Contact tracers struggling to keep up
Contact tracers working for the City of Milwaukee faced a backlog of 1,580 confirmed cases as of Thursday.
Interim Health Commissioner Marlaina Jackson acknowledged the backlog during a Milwaukee Public Schools board meeting Tuesday and said the department was in the process of ramping up its corps of contact tracers.
"So, it's just a matter of ramping back up," she said. "This is technically our second official wave, and so we know what we need to do. We already have our training pretty streamlined."
An MPS nurse and others raised concerns about the backlog as part of a discussion about whether the school district should move to a hybrid learning model in January. MPS has at least 22 nurses and other staff who have been trained to serve as contact tracers for cases in the district. Some voiced concern that a delay in tracing would contribute to the spread of COVID-19 in buildings.
"The Health Department is overwhelmed," said MPS nurse Sarah Gruettner. "Now you want (school nurses) to monitor students for COVID, do isolation room management and contact tracing."
There are 178 people on Milwaukee's contact tracing team, and officials said they are increasing the number of tracers. Last week the team processed 1,376 confirmed cases and 1,665 contacts, officials said.
Asked about the situation during a virtual news conference with reporters, Milwaukee Mayor Tom Barrett said he was concerned but "not panicking."
Some Wisconsin counties are asking the infected person to do that contact tracing themselves. That includes Dane County, the second-most populous in the state, which has switched to a "crisis model" of contact tracing.

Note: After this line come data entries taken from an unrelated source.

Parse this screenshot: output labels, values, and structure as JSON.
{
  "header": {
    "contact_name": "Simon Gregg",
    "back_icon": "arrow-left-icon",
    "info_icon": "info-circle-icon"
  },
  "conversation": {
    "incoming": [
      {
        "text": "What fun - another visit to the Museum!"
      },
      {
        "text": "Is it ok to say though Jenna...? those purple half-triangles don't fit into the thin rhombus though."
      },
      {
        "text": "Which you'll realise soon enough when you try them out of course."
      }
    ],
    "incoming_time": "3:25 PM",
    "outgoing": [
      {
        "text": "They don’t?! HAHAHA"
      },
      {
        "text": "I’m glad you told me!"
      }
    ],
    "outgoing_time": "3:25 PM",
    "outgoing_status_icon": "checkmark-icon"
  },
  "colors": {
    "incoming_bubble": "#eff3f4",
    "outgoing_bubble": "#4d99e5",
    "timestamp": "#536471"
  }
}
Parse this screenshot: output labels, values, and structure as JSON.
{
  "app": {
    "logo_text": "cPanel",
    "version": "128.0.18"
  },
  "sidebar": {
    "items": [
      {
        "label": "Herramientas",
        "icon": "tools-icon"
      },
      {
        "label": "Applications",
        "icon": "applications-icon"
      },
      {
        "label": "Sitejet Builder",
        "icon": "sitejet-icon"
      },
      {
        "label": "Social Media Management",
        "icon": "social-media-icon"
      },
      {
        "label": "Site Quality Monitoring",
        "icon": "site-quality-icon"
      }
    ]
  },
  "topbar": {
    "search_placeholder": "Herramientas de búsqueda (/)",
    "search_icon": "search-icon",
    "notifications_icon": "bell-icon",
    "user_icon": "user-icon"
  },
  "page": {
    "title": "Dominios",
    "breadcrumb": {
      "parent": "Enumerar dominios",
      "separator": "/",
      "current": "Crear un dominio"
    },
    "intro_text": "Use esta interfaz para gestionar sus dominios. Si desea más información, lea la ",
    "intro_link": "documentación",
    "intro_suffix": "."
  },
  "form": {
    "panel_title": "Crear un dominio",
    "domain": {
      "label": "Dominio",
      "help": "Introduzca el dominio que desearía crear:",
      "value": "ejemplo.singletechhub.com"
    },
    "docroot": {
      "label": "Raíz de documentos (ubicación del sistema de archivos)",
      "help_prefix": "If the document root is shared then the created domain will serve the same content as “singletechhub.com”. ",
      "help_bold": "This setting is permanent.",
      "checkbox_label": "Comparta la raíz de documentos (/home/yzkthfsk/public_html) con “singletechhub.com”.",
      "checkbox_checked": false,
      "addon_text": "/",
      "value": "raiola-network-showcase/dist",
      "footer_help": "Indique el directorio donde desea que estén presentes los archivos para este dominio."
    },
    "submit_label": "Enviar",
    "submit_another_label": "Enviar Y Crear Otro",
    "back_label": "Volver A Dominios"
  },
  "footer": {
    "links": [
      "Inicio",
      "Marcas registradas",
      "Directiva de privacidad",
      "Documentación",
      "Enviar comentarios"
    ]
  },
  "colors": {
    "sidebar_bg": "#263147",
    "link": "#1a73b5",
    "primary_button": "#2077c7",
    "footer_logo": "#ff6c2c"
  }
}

Willems Van Dijk also urged recently infected people to notify their close contacts themselves, as contact tracers across the state cannot keep up with the thousands of new cases reported each day.
In many cases, the likely source of exposure was a small gathering like a birthday party, backyard barbecue or Packers party, she said.
As holidays draw closer, Willems Van Dijk said residents must be stricter about their social interactions. The virus will not care that people want to see their family members, she said.
"A long, prolonged holiday gathering with a lot of people in a house without masks and without physical distancing is a perfect petri dish for COVID-19," she said.
"It would be very challenging for us to have a surge on top of the surge that we're having right now," she said.
— John Fauber of the Journal Sentinel contributed to this report.